1月16日の読売新聞連載「教訓阪神大震災20年」第5回は、「企業支援、脱付け焼き刃」でした。阪神大震災の際にはなかった、中小企業の復旧支援制度が紹介されていました。これは、東日本大震災に際して、経済産業省中小企業庁が作ってくれた制度です。「グループ補助金」と略称しています。被災企業が複数で共同して事業復興計画を作り、地域の復興に貢献すると認められると、施設設備復旧費の4分の3の金額が国費で補助されます。これまでに、約1万社がこの補助を受けています(最近の採択例)。かつては、「民間企業は、自己責任で事業を行うもの」というのが「行政の哲学」でした(どこにも書いていない不文法でしょうか)。よって、儲けも損も、会社次第。災害があっても、政府は緊急に低利融資を行う程度でした。今回の大震災では、大きく転換して、被災企業の復旧を国費で支援しています。その代表がこの補助金です。また、工場や店舗を無料で貸し出すこともしています。
記事には、次のように書かれています。
・・過去の災害での中小企業支援は、低利融資が関の山だった。グループを「地域復興のリード役」とみなし、公費を民間企業に直接投入する大胆な試みは、震災後に急きょ検討され、3か月足らずで打ち出された・・
私も、この英断に驚きました。何度も繰り返しているように、インフラや住宅が復旧しただけでは、町の賑わいも地域の生活も戻りません。働く場や商店が必要なのです。都会で、店を開けばお客がたくさん来て儲かるところなら、民間企業の自主性に任せておけばすみます。しかし、過疎地では、高齢化した店主が事業再開をあきらめる場合も多いのです。
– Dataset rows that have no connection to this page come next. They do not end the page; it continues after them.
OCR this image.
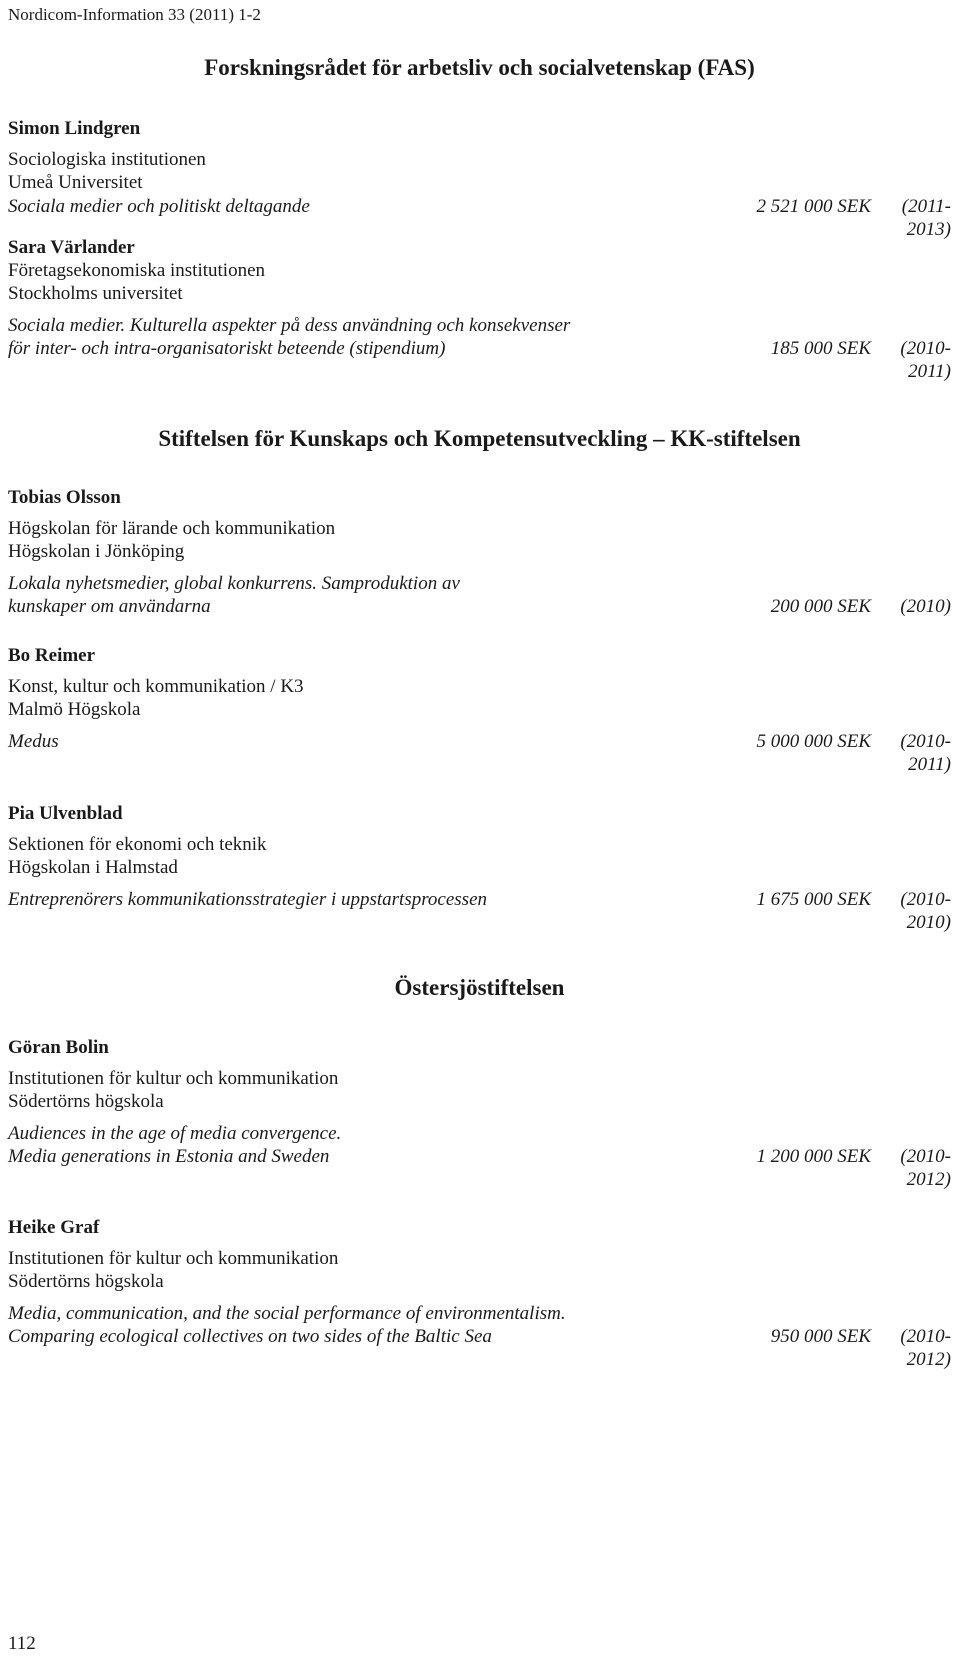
Nordicom-Information 33 (2011) 1-2
Forskningsrådet för arbetsliv och socialvetenskap (FAS)
Simon Lindgren
Sociologiska institutionen
Umeå Universitet
Sociala medier och politiskt deltagande	2 521 000 SEK	(2011-
2013)
Sara Värlander
Företagsekonomiska institutionen
Stockholms universitet
Sociala medier. Kulturella aspekter på dess användning och konsekvenser
för inter- och intra-organisatoriskt beteende (stipendium)	185 000 SEK	(2010-
2011)
Stiftelsen för Kunskaps och Kompetensutveckling – KK-stiftelsen
Tobias Olsson
Högskolan för lärande och kommunikation
Högskolan i Jönköping
Lokala nyhetsmedier, global konkurrens. Samproduktion av
kunskaper om användarna	200 000 SEK	(2010)
Bo Reimer
Konst, kultur och kommunikation / K3
Malmö Högskola
Medus	5 000 000 SEK	(2010-
2011)
Pia Ulvenblad
Sektionen för ekonomi och teknik
Högskolan i Halmstad
Entreprenörers kommunikationsstrategier i uppstartsprocessen	1 675 000 SEK	(2010-
2010)
Östersjöstiftelsen
Göran Bolin
Institutionen för kultur och kommunikation
Södertörns högskola
Audiences in the age of media convergence.
Media generations in Estonia and Sweden	1 200 000 SEK	(2010-
2012)
Heike Graf
Institutionen för kultur och kommunikation
Södertörns högskola
Media, communication, and the social performance of environmentalism.
Comparing ecological collectives on two sides of the Baltic Sea	950 000 SEK	(2010-
2012)
112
これまで、グループ補助金に使った総額は、1万社に対し、4,500億円です。これによって、再開した工場で働くことができ、町の賑わいが戻り、再開した商店で買い物ができるのです。これをしなかった場合の失業者や生活保護の増加といった「財政の損得勘定」だけでなく、金銭評価できない、家族の喜び、町の賑わい、暮らしの便利さにも大きな効果がありました。関係者からは、「ヒット作」と評価されています(もちろん、何でも国費で支援すればよいといったものでもありません)。
的確な記事を書いていただき、ありがとうございます。インターネットで読めないことが残念ですが。